Wieder muss ein Raubtier leiden

Solche Meldungen könnten mittlerweile auch aus Deutschland stammen: In Schweden musste wieder mal ein Raubtier stundenlang leiden, weil die Polizei einen örtlichen Jäger am Fangschuss hinderte.

Luchs

Symbolbild: sipa

Diesmal passierte das Drama nahe der Stadt Hudiksvall. Ein Luchs liegt nach der Kollision mit einem Auto schwer verletzt im Gebüsch neben der Straße. Ein Jäger aus der Gegend kommt dazu. Aber er fragte erst bei der Polizei, ob er den Fangschuss abgeben darf.

An dieser Stelle wird’s spannend: Wie vor wenigen Wochen in der Provinz Värmland, bestanden die Polizeibeamten darauf, einen speziellen Nachsuchenjäger für Raubtiere anzufordern. Nachdem es seinerzeit in Värmland auch von Tierfreunden Proteste hagelte, weil der angefahrene Wolf eine gefühlte Ewigkeit leiden musste, erklärte der örtliche Polizeichef später, dass dieses Vorgehen nicht nötig gewesen sei.

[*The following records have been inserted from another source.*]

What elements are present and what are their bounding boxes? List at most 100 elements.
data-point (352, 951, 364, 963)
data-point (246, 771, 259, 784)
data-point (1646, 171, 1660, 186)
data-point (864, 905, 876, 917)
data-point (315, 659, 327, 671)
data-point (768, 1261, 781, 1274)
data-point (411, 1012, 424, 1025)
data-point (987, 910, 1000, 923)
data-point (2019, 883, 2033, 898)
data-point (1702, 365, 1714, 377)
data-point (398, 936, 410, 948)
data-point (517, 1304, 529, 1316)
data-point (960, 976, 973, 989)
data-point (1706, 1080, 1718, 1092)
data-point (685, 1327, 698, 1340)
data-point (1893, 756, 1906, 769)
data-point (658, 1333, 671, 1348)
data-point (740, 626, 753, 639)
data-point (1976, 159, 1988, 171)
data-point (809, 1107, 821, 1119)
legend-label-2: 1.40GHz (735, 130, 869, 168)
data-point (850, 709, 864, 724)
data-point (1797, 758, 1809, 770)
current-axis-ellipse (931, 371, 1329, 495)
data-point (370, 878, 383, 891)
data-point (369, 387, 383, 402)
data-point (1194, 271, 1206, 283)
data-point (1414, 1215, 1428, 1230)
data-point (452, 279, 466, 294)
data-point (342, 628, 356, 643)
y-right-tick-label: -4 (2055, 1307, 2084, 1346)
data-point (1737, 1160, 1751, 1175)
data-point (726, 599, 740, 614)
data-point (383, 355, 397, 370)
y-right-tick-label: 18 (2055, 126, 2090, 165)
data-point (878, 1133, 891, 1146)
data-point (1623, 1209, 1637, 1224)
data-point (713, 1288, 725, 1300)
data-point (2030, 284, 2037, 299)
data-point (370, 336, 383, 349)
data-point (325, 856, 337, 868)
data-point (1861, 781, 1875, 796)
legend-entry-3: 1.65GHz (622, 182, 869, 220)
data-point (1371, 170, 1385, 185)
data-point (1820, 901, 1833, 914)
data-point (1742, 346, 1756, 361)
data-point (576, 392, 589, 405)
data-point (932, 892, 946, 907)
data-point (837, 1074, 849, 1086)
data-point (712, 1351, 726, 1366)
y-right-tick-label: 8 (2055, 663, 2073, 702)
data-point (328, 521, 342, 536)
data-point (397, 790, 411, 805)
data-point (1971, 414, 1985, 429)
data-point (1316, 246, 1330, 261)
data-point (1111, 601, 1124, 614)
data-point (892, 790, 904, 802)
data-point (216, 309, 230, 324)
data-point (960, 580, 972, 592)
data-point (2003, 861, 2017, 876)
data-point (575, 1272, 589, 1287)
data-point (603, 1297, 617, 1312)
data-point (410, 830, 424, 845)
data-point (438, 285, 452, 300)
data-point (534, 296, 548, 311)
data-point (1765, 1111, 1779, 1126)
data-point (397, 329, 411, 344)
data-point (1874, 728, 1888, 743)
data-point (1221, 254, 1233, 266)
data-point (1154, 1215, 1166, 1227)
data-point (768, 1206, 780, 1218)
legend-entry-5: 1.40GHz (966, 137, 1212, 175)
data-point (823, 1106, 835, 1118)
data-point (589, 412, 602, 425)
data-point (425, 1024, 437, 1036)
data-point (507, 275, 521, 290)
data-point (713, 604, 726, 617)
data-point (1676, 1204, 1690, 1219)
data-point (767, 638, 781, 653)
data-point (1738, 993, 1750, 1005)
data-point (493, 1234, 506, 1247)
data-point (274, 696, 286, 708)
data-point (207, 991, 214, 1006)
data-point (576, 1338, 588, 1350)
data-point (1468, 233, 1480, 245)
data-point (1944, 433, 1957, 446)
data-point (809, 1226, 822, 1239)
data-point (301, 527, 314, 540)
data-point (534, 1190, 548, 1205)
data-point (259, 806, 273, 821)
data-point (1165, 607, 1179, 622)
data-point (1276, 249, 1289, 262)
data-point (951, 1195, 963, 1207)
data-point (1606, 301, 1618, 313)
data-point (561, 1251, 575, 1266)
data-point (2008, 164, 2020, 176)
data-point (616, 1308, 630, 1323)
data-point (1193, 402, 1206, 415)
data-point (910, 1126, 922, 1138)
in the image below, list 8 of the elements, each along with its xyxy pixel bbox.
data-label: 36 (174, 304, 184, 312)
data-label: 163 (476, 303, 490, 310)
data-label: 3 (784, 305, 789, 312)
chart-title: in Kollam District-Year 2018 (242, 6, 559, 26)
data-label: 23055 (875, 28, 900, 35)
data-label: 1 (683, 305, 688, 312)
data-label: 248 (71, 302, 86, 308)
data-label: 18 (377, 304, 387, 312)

Nun wieder die gleiche Verwirrung: Der Nachsuche-Spezialist muss her. Was auch deshalb nicht einfach ist, weil die Telefonnummern dieser extra ausgebildeten Jäger streng geheim sind – vor allem wegen der Gefahr, dass Wolfsfreunde gewalttätig werden. Im Fall des Luchses dauerte es so eine geschlagene Stunde bis der Fangschuss fiel.

Ähnlichkeiten mit Deutschland sind nicht zufällig. Angefahrene Wölfe, bis zu deren Ableben auf den Amtstierarzt gewartet werden musste, hatten wir auch schon. In Niedersachsen haben wir sogar den Wolfsrettungswagen, dessen Erfinder dringend auf Einsätze warten.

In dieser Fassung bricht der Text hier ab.